You watch them and their home detachedly, like it is the nicest thing ever — do you know how Americans (or Touristy White People In General) would go to a poor country (Manila) and say, look at them, so happy in the midst of poverty?

It felt like that, except I don’t mean it in the sense that I glorify poverty or suffering, but in the sense that there is something charming in the (artificially) unfamiliar, the undiscovered, the unknown.

While checking Facebook before our flight to Kuala Lumpur, I saw a friend post a quote: “Comparison is the thief of Joy.” I mulled over that statement, and now I can confidently say, no, not always.

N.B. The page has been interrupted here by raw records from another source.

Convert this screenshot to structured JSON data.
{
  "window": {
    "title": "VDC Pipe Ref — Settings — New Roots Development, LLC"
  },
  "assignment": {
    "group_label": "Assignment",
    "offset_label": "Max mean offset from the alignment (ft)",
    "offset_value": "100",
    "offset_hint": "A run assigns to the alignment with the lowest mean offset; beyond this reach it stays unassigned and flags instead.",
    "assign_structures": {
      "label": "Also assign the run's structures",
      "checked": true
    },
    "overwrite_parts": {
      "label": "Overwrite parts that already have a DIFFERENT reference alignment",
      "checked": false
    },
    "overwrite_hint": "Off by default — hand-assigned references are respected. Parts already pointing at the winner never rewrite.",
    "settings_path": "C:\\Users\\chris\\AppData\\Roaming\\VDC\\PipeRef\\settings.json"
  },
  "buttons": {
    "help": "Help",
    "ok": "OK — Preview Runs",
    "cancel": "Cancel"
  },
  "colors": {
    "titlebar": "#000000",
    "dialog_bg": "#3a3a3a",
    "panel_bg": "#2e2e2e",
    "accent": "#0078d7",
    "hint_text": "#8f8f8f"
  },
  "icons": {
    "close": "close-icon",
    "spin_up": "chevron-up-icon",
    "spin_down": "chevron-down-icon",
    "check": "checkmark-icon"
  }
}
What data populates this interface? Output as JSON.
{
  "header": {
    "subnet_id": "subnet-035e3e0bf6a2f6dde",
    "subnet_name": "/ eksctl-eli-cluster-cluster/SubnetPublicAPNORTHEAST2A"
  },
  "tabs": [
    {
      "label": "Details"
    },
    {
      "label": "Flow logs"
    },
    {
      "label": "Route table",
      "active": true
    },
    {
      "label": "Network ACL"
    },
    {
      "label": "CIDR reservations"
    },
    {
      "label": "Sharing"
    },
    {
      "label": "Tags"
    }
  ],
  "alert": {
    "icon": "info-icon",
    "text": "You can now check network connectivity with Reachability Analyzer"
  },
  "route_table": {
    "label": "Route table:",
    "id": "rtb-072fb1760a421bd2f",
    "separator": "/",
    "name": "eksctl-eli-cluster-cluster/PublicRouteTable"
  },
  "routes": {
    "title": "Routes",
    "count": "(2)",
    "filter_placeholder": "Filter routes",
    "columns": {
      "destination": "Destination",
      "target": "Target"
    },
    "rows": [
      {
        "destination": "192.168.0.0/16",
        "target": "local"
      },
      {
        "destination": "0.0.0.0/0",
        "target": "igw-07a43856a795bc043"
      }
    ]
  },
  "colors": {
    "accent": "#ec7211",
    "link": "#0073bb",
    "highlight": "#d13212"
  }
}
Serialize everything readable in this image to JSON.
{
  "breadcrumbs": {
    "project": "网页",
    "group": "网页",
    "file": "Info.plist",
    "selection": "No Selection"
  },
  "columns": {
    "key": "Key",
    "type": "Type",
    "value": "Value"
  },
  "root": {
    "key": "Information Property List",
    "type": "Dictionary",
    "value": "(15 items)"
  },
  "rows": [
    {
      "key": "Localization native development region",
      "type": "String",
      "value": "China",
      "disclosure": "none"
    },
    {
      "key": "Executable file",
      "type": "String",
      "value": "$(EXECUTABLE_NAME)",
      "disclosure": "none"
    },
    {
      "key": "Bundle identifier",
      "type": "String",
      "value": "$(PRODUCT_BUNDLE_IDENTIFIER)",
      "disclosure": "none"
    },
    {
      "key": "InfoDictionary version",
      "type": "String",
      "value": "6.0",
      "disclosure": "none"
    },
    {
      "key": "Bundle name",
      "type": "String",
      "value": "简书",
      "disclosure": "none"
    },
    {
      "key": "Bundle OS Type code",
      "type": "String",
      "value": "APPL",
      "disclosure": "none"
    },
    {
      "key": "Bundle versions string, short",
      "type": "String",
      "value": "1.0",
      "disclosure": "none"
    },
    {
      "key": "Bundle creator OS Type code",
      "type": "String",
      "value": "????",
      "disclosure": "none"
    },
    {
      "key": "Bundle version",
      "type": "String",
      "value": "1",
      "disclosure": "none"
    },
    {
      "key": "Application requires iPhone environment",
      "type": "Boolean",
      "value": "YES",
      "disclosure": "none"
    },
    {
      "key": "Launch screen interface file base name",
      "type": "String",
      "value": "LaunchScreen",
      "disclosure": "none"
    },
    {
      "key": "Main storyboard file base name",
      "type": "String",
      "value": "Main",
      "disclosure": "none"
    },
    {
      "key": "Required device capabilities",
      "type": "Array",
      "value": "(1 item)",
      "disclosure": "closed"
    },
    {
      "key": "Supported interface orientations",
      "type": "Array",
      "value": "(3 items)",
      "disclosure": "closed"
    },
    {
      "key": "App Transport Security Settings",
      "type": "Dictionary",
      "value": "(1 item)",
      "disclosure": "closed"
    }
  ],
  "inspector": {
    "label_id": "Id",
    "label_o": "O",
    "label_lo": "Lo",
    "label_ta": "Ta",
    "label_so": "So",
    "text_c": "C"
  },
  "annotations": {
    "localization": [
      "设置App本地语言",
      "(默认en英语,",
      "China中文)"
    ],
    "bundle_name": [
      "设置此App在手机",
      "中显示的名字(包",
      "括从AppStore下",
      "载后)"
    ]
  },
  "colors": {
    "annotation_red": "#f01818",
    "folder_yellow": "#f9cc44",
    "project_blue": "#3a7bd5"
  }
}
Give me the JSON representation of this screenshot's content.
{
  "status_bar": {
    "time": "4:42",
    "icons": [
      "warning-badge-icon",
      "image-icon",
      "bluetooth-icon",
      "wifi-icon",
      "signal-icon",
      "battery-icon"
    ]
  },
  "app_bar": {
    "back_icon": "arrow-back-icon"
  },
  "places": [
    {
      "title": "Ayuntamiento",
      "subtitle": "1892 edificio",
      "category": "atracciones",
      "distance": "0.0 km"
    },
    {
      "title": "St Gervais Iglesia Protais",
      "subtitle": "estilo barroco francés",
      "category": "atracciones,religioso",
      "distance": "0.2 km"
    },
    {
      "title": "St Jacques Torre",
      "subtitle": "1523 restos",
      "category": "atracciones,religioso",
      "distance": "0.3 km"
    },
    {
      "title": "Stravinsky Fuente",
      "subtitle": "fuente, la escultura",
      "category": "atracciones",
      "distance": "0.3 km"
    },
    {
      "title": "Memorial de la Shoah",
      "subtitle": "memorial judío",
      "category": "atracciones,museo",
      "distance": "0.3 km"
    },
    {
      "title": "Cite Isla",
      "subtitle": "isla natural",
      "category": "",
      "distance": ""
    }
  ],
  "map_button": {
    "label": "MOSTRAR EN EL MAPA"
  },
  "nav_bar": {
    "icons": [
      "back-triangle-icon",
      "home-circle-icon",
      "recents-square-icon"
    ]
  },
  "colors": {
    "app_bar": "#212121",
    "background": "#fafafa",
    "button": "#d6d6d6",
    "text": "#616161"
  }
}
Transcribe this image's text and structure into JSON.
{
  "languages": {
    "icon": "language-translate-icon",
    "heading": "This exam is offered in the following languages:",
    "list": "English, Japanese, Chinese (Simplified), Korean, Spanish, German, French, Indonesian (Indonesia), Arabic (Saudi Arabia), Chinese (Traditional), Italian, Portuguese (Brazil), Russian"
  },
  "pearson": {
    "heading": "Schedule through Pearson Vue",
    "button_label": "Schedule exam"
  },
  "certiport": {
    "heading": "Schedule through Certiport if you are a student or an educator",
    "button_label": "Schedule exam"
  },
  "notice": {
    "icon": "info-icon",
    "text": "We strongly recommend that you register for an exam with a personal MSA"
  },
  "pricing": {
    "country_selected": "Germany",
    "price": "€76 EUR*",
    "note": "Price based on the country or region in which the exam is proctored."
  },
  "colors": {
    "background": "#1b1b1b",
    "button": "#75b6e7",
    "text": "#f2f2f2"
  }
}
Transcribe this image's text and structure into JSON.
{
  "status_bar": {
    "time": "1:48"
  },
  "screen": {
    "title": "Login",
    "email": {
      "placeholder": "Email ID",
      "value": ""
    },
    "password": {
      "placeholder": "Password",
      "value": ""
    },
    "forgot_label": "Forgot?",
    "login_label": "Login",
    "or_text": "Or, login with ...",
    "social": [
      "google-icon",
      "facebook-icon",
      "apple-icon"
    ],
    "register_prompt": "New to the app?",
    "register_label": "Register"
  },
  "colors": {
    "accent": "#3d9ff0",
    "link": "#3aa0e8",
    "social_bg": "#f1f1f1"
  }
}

Because Comparison can also be the benefactor of Joy.

When you think of it, knowing something strange can become beautiful as well with the idea that one can always pull one’s self back and return to the place of familiarity. There is a point to come back after the strangeness.

My friend Katrina calls these travels abroad as entering the Matrix (yes, the Wachowskis film) — and I think it is a very apt description. At the end of each trip, there is a creature comfort to coming back to one’s Zion, to boomerang to one’s origins, as ugly (or beautiful, from refreshed eyes!) as it may be. Like fish swimming back to their birthplace, we tunnel our way back to our home, grateful to know our anchor is still firmly set.

As much as this trip excites me, I know that I long to come back to my family, to my friends, and to my Platypus. It isn’t a choice between the exotic and the known; one enjoys each by the context of its other. I like traveling — being a guest in someone’s home, but not more than staying put, going through the habit, the routine.